Stopping Amputee Self-Sabotage
Recognizing what triggers destructive amputation recovery self-sabotage is the major focus for anyone who lost a limb. You set a goal for yourself and somehow never reach it. You find yourself back in the same situation no matter how much planning, strategizing, or intention-setting you do. Self-sabotage is repeating these same patterns, no matter how much you want a different outcome. It doesn't feel right.
Perhaps you wanted to improve your prosthetic balance, so you worked with your physical therapist to come up with a home exercise program that you can do at least three times a week while you can't go to the gym. Despite the best of intentions, however, for some reason, you can't seem to achieve your goal. You keep repeating patterns that are not helpful, such as always staying up late to binge-watch on Netflix.
Behavior is said to be self-sabotaging when it creates problems in daily life and interferes with long-standing goals. The most common self-sabotaging behaviors include procrastination, self- medication with drugs or alcohol, and binge eating. There are more dangerous forms of self-sabotage, such as self-mutilation. For Amputees, it is the inability to reach or maintain a higher level of functioning. It may even be a further regression of not wanting to wear your prosthesis or finding yourself stuck in a wheelchair. The critical element is surprising when you do it over and over again.

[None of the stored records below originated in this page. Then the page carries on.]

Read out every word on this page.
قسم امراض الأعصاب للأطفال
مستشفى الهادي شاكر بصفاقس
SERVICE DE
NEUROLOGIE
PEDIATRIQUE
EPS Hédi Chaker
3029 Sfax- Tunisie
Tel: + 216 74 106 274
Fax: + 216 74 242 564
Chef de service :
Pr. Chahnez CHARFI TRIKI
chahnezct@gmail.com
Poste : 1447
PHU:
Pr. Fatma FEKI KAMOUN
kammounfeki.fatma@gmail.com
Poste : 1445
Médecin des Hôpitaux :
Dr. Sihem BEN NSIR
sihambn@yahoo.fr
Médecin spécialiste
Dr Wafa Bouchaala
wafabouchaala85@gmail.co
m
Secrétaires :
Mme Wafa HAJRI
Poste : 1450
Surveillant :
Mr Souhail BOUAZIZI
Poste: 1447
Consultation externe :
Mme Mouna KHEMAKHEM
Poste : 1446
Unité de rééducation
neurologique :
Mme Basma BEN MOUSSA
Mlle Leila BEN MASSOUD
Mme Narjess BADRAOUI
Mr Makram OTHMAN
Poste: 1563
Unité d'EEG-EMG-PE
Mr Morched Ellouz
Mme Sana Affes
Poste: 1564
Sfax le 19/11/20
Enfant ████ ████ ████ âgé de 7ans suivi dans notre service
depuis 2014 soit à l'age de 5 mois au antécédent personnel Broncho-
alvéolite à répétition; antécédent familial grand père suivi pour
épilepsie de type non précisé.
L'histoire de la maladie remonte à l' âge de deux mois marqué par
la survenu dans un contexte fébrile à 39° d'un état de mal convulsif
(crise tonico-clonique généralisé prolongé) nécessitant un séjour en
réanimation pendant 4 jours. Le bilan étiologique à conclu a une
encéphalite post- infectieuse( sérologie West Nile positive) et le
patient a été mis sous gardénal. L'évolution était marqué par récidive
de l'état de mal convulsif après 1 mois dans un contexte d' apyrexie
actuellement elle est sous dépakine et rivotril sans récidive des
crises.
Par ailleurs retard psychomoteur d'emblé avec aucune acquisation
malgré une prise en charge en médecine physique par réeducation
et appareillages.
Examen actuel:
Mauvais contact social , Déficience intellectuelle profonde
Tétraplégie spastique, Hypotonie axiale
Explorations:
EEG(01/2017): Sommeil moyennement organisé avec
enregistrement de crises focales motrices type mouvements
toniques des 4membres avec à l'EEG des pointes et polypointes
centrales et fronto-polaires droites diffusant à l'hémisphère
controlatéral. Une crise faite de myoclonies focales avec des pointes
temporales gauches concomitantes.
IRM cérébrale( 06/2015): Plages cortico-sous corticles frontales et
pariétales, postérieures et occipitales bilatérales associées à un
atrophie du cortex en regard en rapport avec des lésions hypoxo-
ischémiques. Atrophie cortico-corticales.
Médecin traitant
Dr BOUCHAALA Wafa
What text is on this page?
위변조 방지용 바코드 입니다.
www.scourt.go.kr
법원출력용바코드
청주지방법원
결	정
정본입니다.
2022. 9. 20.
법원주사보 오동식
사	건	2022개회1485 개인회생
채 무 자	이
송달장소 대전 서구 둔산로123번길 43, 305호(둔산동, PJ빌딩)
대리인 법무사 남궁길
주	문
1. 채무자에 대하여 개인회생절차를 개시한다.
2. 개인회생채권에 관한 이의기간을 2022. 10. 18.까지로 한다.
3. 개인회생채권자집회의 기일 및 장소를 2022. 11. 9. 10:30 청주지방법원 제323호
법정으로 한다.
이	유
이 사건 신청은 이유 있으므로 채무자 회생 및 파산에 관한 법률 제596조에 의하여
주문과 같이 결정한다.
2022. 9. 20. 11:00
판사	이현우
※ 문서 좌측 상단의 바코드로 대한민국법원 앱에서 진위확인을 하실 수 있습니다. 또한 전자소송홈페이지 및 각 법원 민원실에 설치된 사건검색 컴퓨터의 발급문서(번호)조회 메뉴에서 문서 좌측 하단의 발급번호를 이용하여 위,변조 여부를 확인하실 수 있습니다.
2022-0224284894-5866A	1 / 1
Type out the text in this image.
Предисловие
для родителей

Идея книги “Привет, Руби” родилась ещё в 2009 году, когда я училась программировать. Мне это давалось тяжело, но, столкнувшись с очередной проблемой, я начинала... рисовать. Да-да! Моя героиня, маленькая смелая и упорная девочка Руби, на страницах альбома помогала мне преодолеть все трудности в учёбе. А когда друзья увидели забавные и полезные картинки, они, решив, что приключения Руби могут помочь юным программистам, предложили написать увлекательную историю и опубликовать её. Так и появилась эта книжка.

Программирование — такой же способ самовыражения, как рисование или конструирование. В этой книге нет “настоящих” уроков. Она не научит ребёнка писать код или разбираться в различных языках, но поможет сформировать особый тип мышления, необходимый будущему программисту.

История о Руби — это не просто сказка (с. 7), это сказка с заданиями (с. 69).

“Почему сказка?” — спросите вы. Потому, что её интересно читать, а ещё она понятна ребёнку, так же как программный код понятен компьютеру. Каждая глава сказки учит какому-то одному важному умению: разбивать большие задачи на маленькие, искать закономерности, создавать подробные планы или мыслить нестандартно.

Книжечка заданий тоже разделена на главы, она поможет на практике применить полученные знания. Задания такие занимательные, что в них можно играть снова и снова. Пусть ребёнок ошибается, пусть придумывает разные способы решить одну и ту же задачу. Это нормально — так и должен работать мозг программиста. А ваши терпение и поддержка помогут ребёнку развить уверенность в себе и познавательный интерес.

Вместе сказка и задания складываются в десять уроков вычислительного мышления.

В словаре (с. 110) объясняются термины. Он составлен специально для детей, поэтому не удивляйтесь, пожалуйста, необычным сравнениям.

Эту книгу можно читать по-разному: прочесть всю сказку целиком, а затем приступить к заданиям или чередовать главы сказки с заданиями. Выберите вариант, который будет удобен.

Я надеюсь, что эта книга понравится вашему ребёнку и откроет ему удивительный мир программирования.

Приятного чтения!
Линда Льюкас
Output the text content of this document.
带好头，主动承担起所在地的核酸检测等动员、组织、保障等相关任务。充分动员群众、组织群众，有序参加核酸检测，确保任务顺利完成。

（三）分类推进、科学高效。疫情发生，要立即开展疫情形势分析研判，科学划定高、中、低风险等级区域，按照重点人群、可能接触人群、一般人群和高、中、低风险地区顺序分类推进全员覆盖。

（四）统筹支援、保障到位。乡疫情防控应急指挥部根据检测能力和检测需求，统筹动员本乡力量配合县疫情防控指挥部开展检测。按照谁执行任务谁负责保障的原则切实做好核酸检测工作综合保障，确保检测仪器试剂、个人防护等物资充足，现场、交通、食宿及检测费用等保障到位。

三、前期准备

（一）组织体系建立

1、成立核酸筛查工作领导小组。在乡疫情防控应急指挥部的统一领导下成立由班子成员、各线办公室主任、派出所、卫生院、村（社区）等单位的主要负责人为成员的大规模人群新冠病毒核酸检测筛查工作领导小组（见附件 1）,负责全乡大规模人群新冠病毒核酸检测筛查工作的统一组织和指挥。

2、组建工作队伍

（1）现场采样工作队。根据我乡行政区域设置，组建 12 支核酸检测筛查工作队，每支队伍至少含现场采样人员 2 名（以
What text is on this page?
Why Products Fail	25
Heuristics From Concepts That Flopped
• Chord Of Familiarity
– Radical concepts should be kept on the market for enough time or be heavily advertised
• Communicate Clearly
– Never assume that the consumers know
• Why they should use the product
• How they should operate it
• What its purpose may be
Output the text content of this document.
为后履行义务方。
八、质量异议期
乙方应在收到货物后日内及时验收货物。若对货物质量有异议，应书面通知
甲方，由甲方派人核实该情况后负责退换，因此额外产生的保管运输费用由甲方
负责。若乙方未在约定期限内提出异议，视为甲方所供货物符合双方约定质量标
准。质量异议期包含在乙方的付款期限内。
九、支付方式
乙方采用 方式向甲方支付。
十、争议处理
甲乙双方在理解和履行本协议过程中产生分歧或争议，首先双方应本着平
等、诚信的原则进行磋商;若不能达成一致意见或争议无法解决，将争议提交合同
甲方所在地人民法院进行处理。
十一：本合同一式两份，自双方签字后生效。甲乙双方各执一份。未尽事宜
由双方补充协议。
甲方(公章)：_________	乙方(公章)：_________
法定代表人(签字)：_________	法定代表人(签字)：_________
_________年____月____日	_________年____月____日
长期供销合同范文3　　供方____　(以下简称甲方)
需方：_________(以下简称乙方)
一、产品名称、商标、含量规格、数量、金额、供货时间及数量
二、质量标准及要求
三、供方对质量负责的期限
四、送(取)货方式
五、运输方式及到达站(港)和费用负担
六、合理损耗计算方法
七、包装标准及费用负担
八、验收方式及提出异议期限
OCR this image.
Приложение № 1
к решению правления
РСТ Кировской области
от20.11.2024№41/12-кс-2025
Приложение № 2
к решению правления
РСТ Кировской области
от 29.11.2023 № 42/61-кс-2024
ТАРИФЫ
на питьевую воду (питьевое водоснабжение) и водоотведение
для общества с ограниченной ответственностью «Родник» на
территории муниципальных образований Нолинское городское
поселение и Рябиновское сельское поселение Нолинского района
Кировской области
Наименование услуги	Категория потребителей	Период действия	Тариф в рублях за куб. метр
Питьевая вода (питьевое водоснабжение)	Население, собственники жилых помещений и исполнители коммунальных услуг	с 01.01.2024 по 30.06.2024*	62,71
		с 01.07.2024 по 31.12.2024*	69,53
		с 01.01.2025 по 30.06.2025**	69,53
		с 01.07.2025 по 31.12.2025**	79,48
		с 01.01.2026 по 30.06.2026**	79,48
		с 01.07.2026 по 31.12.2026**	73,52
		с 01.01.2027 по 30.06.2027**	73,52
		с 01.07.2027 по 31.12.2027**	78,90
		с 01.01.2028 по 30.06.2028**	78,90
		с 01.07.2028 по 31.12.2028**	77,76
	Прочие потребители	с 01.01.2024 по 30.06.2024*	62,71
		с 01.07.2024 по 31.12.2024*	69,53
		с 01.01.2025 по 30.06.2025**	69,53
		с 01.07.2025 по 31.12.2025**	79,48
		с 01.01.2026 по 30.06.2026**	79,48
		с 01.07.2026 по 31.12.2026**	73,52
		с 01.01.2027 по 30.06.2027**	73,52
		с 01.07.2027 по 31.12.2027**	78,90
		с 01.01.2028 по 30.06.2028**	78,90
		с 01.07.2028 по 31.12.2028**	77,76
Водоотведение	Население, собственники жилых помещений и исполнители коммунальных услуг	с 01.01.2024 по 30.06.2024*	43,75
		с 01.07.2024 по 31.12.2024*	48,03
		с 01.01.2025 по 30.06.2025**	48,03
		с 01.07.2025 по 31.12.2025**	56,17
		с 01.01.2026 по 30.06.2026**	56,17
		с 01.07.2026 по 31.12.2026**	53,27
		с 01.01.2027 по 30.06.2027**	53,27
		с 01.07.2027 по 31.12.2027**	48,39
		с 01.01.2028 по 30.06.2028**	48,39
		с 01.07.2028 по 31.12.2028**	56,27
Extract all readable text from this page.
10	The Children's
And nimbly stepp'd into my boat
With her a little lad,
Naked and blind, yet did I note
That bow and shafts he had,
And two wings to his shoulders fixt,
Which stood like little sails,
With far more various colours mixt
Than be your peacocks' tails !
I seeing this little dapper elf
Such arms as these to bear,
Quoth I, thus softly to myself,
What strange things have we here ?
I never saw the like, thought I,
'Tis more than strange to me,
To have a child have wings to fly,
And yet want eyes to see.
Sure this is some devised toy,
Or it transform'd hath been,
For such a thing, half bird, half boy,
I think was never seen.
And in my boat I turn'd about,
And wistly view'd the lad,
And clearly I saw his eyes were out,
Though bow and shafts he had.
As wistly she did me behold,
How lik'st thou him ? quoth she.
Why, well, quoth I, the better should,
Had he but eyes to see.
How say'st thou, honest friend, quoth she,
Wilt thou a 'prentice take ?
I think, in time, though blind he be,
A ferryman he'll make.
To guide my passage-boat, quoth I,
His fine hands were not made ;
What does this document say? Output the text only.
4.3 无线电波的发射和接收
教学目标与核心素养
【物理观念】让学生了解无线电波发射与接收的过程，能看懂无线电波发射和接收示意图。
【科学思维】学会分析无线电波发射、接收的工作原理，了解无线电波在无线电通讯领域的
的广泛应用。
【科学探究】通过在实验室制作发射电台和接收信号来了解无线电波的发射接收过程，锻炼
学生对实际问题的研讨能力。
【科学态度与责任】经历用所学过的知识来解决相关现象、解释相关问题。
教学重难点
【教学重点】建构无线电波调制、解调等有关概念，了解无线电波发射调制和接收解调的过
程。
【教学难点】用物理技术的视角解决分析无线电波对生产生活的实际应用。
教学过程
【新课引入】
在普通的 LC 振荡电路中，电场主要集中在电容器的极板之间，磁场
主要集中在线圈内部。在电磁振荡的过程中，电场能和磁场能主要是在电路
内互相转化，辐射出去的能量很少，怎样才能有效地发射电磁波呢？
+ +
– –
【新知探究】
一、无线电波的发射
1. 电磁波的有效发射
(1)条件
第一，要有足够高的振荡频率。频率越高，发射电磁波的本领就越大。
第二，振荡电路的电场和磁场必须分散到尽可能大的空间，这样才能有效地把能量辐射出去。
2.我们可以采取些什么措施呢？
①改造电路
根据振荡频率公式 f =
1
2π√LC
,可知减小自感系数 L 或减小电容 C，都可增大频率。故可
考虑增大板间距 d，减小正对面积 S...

Amputees are not alone in this. Self-sabotage can be disastrous because of amputee's need to continue pushing the limit to maintain a high level of physical functioning. People aren't always aware that they are sabotaging themselves, and connecting a behavior to self-defeating consequences is no guarantee that a person will disengage from it
The most alarming thing about self-sabotage is that it can show up in different ways and affect all areas of life. So, before you allow self-sabotage to destroy what's important to you—be it your health, career, relationships, or finances you must take a proactive approach by learning how to recognize it and, most importantly, how to overcome it.
Self-sabotage can look different for everyone. For some, it might be procrastination, for others, low self-esteem. But no matter how self-sabotage shows up in your life, it's essential to recognize that its power depends on the subconscious beliefs and stories we have accumulated while growing up.
Signs of self-sabotage include:
- Making the same mistake over and over again.
- Recurring negative thoughts that prevent you from taking steps toward achieving what you want.
- Feeling like you can't do something that you want to do, so you don't even bother trying.
If you recognize any of these signs in your life, perhaps you can dig deeper to find the reason.
Why Do Amputees Sabotage Themselves?
Identifying the source of counterproductive behavior is the first step. There are many reasons why a person might act in a way that is contrary and even proves damaging to their own goals. Amputees regress to a previous level of behavior. They don't get up and out on both feet, finding that they spent the whole day in their wheelchair. They make plans to meet people and do things only to realize they have watched TV. Swearing that they will get some exercise this afternoon only to wake up from a nap. What makes them self-sabotage is that they start with the complete opposite. The amputee is concerned that their goals are never reached. It becomes dangerous. when these good intentions are repeatedly replaced by waisted behaviors. It takes its toll at a painful cost to amputees' health and relationships. The forces that lead to self-sabotage can also be more subtle, such as an accumulation of dysfunctional and distorted beliefs that lead people to underestimate their capabilities, suppress their feelings, or lash out at those around them.
First, observe your thoughts. You can start a journal that can help increase your awareness. A key feature to self-sabotage is being unaware of getting off course and astonishment about the behaviors you replace it with. Following your thoughts can help you find patterns or themes like thinking that you can't do anything right. Then, once you find those recurring themes, decipher each one and see which one makes you feel bad. This is a good sign that a particular thought is the cause of your self-limiting behaviors.
Next, challenge those thoughts. Ask yourself why a particular idea keeps coming up. During this step, it's essential to keep in mind that although your thoughts seem like your reality, they are not. You can always consider doing the alternative of what you're thinking.
Lastly, replace those destructive behaviors and thoughts. Overcoming self-sabotage requires interrupting the pattern you have unknowingly laid out for yourself. Observe when a particular idea makes you feel bad and replace it with feel-good thoughts.
Do the same for self-sabotaging manners. Figure out what you would usually do in a specific situation and then replace that behavior with one that propels you toward your objective. . Still, it is possible to overcome almost any form of self-sabotage.
Amputee life coaches will be particularly helpful in identifying and changing your self-sabotage. Eclectic cognitive behavioral therapy focuses on behaviors and it the latest most effective form of treatment for these behavior-based problems. A therapist trained in this technique can aid in interrupting ingrained patterns of thought and action while strengthening deliberation and self-regulation.
While these strategies may seem simple, understand that there is no such thing as an overnight success. Repetition is vital to establish this new way of thinking and living. And once you've been implementing this habit every day, you'll see a massive change in the quality of your thoughts, which translates into a better quality of life.